9 Comments

  1. For me, excellence is defined by obedience. Did I say yes when God asked? Did I work at it as working for Him? Did I say no when He told me to?

    Thing is, too often I strive for my own kind of excellence and struggle there far too long before I remember that excellence means doing exactly what God asked me to do when He asked. Only then do I stop striving and listen.

  2. Doesn't everybody just stop, exhausted and frustrated when they run out of time??? This.describes.me.
    I have a friend who recently encouraged me to change my thinking from I don't have enough time, money, talent, etc. to I have just enough time, money, talent to do what God has called me to do and more. She asked me if I wanted to get to heaven and leftover time… uh, no. So then using it up each day is a good thing, right?

    I am totally afraid of being mediocre. And yet, I'm so stinkin' average.

    We are surely one.

    I'm not sure about your questions. Excellence is when I've used up all my resources and I truly couldn't have done a better job but then, like you, I want a do over so I can handle the whole thing better.

    I usually stop trying when I am so sick of something I can't stand it anymore. Maybe I need to follow these comments and learn too!! xoxo

  3. What a great post. I can truly relate to your struggle!

    For me, excellence is learning to praise God always even when I have tears in my eyes and pain in my heart. Whatever blesses God's heart is excellent; that is what I seek. It's a journey–we're all learning to be excellent! Thank you for sharing yours with us.

  4. I like this Blog post. Perfectionism is somthing I struggled with for a long time and never even knew what it was.

    When I was first told, that I was a perfectionist, I laughed. ”If I was a perfectionist I would be doing everything perfect.” I said.

    How do I deal with this side of me, now, that I know, that it is the root of stress? I remember to love myself.

    The post was a bit long. I want to tell you this because I wish others would give me feedback even if a bit negative.

    1. Rebekah, thank you for your input. Loving yourself is a great strategy for perfectionism.

      And thanks for you input on the length.
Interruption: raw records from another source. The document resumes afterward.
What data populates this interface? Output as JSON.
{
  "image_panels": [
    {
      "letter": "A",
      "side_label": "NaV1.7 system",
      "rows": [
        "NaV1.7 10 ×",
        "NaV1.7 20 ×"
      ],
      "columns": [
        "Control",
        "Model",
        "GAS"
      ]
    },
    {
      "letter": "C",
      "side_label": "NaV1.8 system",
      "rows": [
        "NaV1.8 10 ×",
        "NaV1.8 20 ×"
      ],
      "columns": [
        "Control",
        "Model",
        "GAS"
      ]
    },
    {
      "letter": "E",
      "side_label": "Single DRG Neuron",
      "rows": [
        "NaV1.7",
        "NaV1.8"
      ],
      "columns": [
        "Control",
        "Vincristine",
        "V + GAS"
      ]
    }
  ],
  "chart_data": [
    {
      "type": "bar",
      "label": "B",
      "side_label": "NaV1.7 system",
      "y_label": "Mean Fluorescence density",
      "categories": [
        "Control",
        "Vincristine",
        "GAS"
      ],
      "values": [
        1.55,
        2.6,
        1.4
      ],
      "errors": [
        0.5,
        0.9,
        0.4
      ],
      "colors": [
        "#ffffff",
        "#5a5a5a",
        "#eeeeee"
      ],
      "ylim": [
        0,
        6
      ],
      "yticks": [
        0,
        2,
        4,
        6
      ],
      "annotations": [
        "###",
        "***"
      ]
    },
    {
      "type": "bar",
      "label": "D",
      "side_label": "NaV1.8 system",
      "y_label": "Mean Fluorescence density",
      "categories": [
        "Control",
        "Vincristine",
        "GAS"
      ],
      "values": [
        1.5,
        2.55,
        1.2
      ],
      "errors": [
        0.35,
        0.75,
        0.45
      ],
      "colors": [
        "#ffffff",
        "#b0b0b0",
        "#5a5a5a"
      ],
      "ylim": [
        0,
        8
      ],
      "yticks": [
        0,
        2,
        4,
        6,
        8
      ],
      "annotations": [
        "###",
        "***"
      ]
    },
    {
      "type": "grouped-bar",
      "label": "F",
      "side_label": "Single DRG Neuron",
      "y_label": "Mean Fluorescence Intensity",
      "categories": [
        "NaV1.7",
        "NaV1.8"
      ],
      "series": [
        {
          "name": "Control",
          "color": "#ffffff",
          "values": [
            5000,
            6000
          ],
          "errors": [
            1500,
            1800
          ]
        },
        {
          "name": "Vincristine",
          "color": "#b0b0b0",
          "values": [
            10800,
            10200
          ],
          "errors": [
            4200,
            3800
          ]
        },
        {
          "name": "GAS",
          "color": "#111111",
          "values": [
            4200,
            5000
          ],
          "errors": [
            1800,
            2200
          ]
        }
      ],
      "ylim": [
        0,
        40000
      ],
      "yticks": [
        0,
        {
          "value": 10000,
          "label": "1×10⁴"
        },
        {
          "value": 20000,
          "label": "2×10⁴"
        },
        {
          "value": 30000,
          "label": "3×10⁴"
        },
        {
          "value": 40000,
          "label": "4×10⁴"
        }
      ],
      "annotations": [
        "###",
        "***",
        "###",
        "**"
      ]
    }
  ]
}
I had to chuckle at the irony of “negative” feedback on a post about me never feeling like what I do is good enough.

      Ha. That’s funny.

      I agree–some of my posts are too long. I’ve been blogging for over 6 yrs and the length of my posts vary depending on how well I can develop a point. I don’t want to lose my readers mid-post.

      Have a great day.

      1. I thought the irony was funny myself, although I wasn’t trying to be ironic.

        6 years is a long time to be blogging. I just started and find some of my post too long. But no one seems to comment on them.

        I know blogging takes time. I just write from my heart and hope readers find it enjoyable.

        I still have trouble with the technical side of things.

        And I also wish you a good day.